Polri kembali menunjukkan komitmennya dalam memberantas peredaran narkoba di Indonesia. Baru-baru ini, Badan Reserse Kriminal (Bareskrim) Polri berhasil mengungkap dua kasus penyelundupan narkoba skala besar di Aceh dan Kalimantan Timur. Operasi ini menunjukkan keseriusan aparat dalam melawan jaringan narkoba yang semakin canggih dalam modus operandi mereka.
Pengungkapan 50 Kg Sabu di Balikpapan
Bareskrim berhasil menggagalkan penyelundupan 50 kilogram sabu di Balikpapan, Kalimantan Timur. Modus yang digunakan cukup licik, yaitu menyembunyikan sabu di dalam kemasan teh China dan obat kuat.
Barang haram tersebut dikemas sedemikian rupa untuk mengelabuhi petugas. Sebanyak 50 kantong teh China berwarna kuning berisi sabu dengan berat bruto 50 kg disita. Selain itu, ditemukan juga satu paket obat kuat berisi tujuh paket kecil sabu.
Dua tersangka, berinisial R (56) dan N (47), telah ditangkap dan ditetapkan sebagai tersangka. Mereka kini tengah menjalani proses hukum lebih lanjut di Bareskrim Polri. Hasil interogasi sementara menunjukkan sabu dalam kemasan teh akan disimpan sementara, sementara sabu dalam kemasan obat kuat berasal dari Samarinda Seberang.
Penyelundupan Sabu di Aceh Timur Digagalkan
Di Aceh Timur, Bareskrim juga berhasil menggagalkan peredaran 18 bungkus sabu yang diselundupkan melalui jalur laut. Petugas sempat terlibat aksi kejar-kejaran dengan para pengedar sebelum berhasil mengamankan barang bukti.
Transaksi 18 bungkus sabu terjadi pada Senin, 28 April 2025 pukul 23.20 WIB di Langsa. Tersangka berinisial S berusaha melarikan diri dan membuang 10 bungkus sabu saat dikejar polisi. Namun, ia akhirnya berhasil ditangkap di Jalan Medan-Banda Aceh, Kabupaten Aceh Timur.
Berat bruto barang bukti yang diamankan mencapai 19,36 kilogram, sementara berat netto 18,54 kilogram. Polisi terus melakukan pengembangan untuk mengungkap jaringan narkoba yang terlibat.
Aksi Kejar-kejaran dengan Para Pengedar di Aceh
Pengungkapan kasus di Aceh Timur diwarnai dengan aksi kejar-kejaran antara petugas dan para pengedar narkoba. Setelah berhasil mengidentifikasi lokasi penyelundupan, petugas langsung melakukan pengejaran terhadap para tersangka yang mencoba kabur.

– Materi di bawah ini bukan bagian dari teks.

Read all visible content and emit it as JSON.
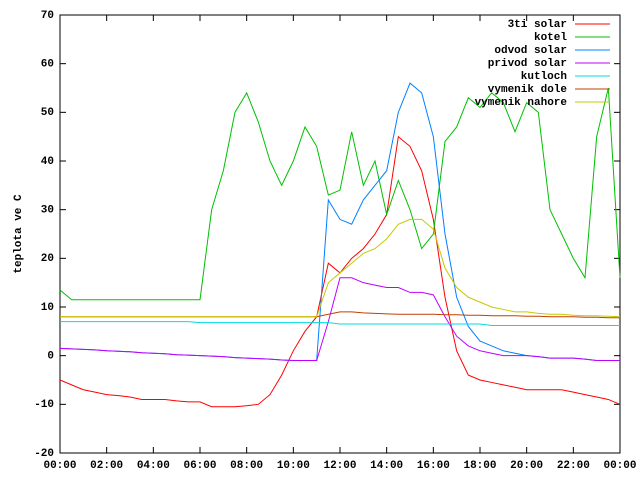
{
  "chart_data": {
    "type": "line",
    "y_label": "teplota ve C",
    "xlim": [
      0,
      24
    ],
    "xticks": [
      {
        "value": 0,
        "label": "00:00"
      },
      {
        "value": 2,
        "label": "02:00"
      },
      {
        "value": 4,
        "label": "04:00"
      },
      {
        "value": 6,
        "label": "06:00"
      },
      {
        "value": 8,
        "label": "08:00"
      },
      {
        "value": 10,
        "label": "10:00"
      },
      {
        "value": 12,
        "label": "12:00"
      },
      {
        "value": 14,
        "label": "14:00"
      },
      {
        "value": 16,
        "label": "16:00"
      },
      {
        "value": 18,
        "label": "18:00"
      },
      {
        "value": 20,
        "label": "20:00"
      },
      {
        "value": 22,
        "label": "22:00"
      },
      {
        "value": 24,
        "label": "00:00"
      }
    ],
    "ylim": [
      -20,
      70
    ],
    "yticks": [
      -20,
      -10,
      0,
      10,
      20,
      30,
      40,
      50,
      60,
      70
    ],
    "legend": "top-right",
    "x": [
      0,
      0.5,
      1,
      1.5,
      2,
      2.5,
      3,
      3.5,
      4,
      4.5,
      5,
      5.5,
      6,
      6.5,
      7,
      7.5,
      8,
      8.5,
      9,
      9.5,
      10,
      10.5,
      11,
      11.5,
      12,
      12.5,
      13,
      13.5,
      14,
      14.5,
      15,
      15.5,
      16,
      16.5,
      17,
      17.5,
      18,
      18.5,
      19,
      19.5,
      20,
      20.5,
      21,
      21.5,
      22,
      22.5,
      23,
      23.5,
      24
    ],
    "series": [
      {
        "name": "3ti solar",
        "color": "#ff0000",
        "values": [
          -5,
          -6,
          -7,
          -7.5,
          -8,
          -8.2,
          -8.5,
          -9,
          -9,
          -9,
          -9.3,
          -9.5,
          -9.5,
          -10.5,
          -10.5,
          -10.5,
          -10.3,
          -10,
          -8,
          -4,
          1,
          5,
          8,
          19,
          17,
          20,
          22,
          25,
          29,
          45,
          43,
          38,
          28,
          12,
          1,
          -4,
          -5,
          -5.5,
          -6,
          -6.5,
          -7,
          -7,
          -7,
          -7,
          -7.5,
          -8,
          -8.5,
          -9,
          -10
        ]
      },
      {
        "name": "kotel",
        "color": "#00c000",
        "values": [
          13.5,
          11.5,
          11.5,
          11.5,
          11.5,
          11.5,
          11.5,
          11.5,
          11.5,
          11.5,
          11.5,
          11.5,
          11.5,
          30,
          38,
          50,
          54,
          48,
          40,
          35,
          40,
          47,
          43,
          33,
          34,
          46,
          35,
          40,
          29,
          36,
          30,
          22,
          25,
          44,
          47,
          53,
          51,
          54,
          52,
          46,
          52,
          50,
          30,
          25,
          20,
          16,
          45,
          55,
          16
        ]
      },
      {
        "name": "odvod solar",
        "color": "#0080ff",
        "values": [
          1.5,
          1.4,
          1.3,
          1.2,
          1,
          0.9,
          0.8,
          0.6,
          0.5,
          0.4,
          0.2,
          0.1,
          0,
          -0.1,
          -0.2,
          -0.4,
          -0.5,
          -0.6,
          -0.7,
          -0.9,
          -1,
          -1,
          -1,
          32,
          28,
          27,
          32,
          35,
          38,
          50,
          56,
          54,
          45,
          25,
          12,
          6,
          3,
          2,
          1,
          0.5,
          0,
          -0.2,
          -0.5,
          -0.5,
          -0.5,
          -0.7,
          -1,
          -1,
          -1
        ]
      },
      {
        "name": "privod solar",
        "color": "#c000ff",
        "values": [
          1.5,
          1.4,
          1.3,
          1.2,
          1,
          0.9,
          0.8,
          0.6,
          0.5,
          0.4,
          0.2,
          0.1,
          0,
          -0.1,
          -0.2,
          -0.4,
          -0.5,
          -0.6,
          -0.7,
          -0.9,
          -1,
          -1,
          -1,
          7,
          16,
          16,
          15,
          14.5,
          14,
          14,
          13,
          13,
          12.5,
          8,
          4,
          2,
          1,
          0.5,
          0,
          0,
          0,
          -0.2,
          -0.5,
          -0.5,
          -0.5,
          -0.7,
          -1,
          -1,
          -1
        ]
      },
      {
        "name": "kutloch",
        "color": "#00dddd",
        "values": [
          7,
          7,
          7,
          7,
          7,
          7,
          7,
          7,
          7,
          7,
          7,
          7,
          6.8,
          6.8,
          6.8,
          6.8,
          6.8,
          6.8,
          6.8,
          6.8,
          6.8,
          6.8,
          6.8,
          6.8,
          6.5,
          6.5,
          6.5,
          6.5,
          6.5,
          6.5,
          6.5,
          6.5,
          6.5,
          6.5,
          6.5,
          6.5,
          6.5,
          6.2,
          6.2,
          6.2,
          6.2,
          6.2,
          6.2,
          6.2,
          6.2,
          6.2,
          6.2,
          6.2,
          6.2
        ]
      },
      {
        "name": "vymenik dole",
        "color": "#c04000",
        "values": [
          8,
          8,
          8,
          8,
          8,
          8,
          8,
          8,
          8,
          8,
          8,
          8,
          8,
          8,
          8,
          8,
          8,
          8,
          8,
          8,
          8,
          8,
          8,
          8.5,
          9,
          9,
          8.8,
          8.7,
          8.6,
          8.5,
          8.5,
          8.5,
          8.5,
          8.4,
          8.4,
          8.3,
          8.3,
          8.2,
          8.2,
          8.2,
          8.1,
          8.1,
          8,
          8,
          8,
          7.9,
          7.9,
          7.8,
          7.8
        ]
      },
      {
        "name": "vymenik nahore",
        "color": "#c8c800",
        "values": [
          8,
          8,
          8,
          8,
          8,
          8,
          8,
          8,
          8,
          8,
          8,
          8,
          8,
          8,
          8,
          8,
          8,
          8,
          8,
          8,
          8,
          8,
          8,
          15,
          17,
          19,
          21,
          22,
          24,
          27,
          28,
          28,
          26,
          18,
          14,
          12,
          11,
          10,
          9.5,
          9,
          9,
          8.7,
          8.5,
          8.5,
          8.3,
          8.2,
          8.2,
          8.1,
          8
        ]
      }
    ]
  }
}
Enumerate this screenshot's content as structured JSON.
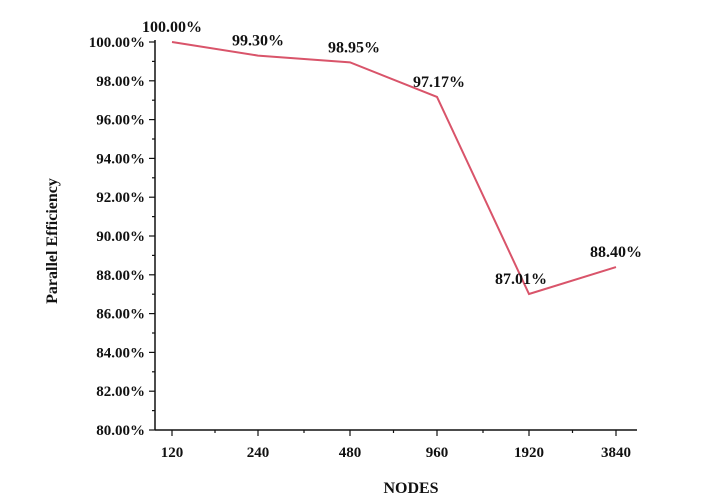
{
  "chart_data": {
    "type": "line",
    "title": "",
    "xlabel": "NODES",
    "ylabel": "Parallel Efficiency",
    "categories": [
      "120",
      "240",
      "480",
      "960",
      "1920",
      "3840"
    ],
    "series": [
      {
        "values": [
          100.0,
          99.3,
          98.95,
          97.17,
          87.01,
          88.4
        ],
        "labels": [
          "100.00%",
          "99.30%",
          "98.95%",
          "97.17%",
          "87.01%",
          "88.40%"
        ],
        "color": "#d9546a"
      }
    ],
    "ylim": [
      80,
      100
    ],
    "yticks": [
      80,
      82,
      84,
      86,
      88,
      90,
      92,
      94,
      96,
      98,
      100
    ],
    "ytick_labels": [
      "80.00%",
      "82.00%",
      "84.00%",
      "86.00%",
      "88.00%",
      "90.00%",
      "92.00%",
      "94.00%",
      "96.00%",
      "98.00%",
      "100.00%"
    ],
    "grid": false,
    "legend": "none"
  }
}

Tim gabungan dari Satgas NIC Bareskrim Polri, Polda Aceh, Polres Langsa, dan Bea Cukai terlibat dalam pengejaran tersebut. Selama pengejaran, tersangka membuang 10 bungkus sabu sebagai upaya untuk menghilangkan barang bukti.
Keberhasilan pengungkapan kedua kasus ini menunjukkan sinergi yang baik antar instansi penegak hukum dalam memberantas narkoba. Kerja sama yang solid sangat penting untuk menghadapi jaringan narkoba yang semakin terorganisir dan kompleks.
Operasi-operasi ini membuktikan komitmen Polri dalam memberantas peredaran narkoba di Indonesia. Meskipun menghadapi berbagai tantangan dan modus operandi yang semakin canggih, Polri tetap konsisten dalam melakukan upaya pencegahan dan penindakan. Keberhasilan ini diharapkan dapat memberikan efek jera bagi para pelaku dan memberikan rasa aman bagi masyarakat. Pengembangan kasus terus dilakukan untuk mengungkap jaringan yang lebih besar dan menyeluruh. Semoga keberhasilan ini menjadi langkah awal dalam upaya memberantas peredaran narkoba secara menyeluruh di Indonesia.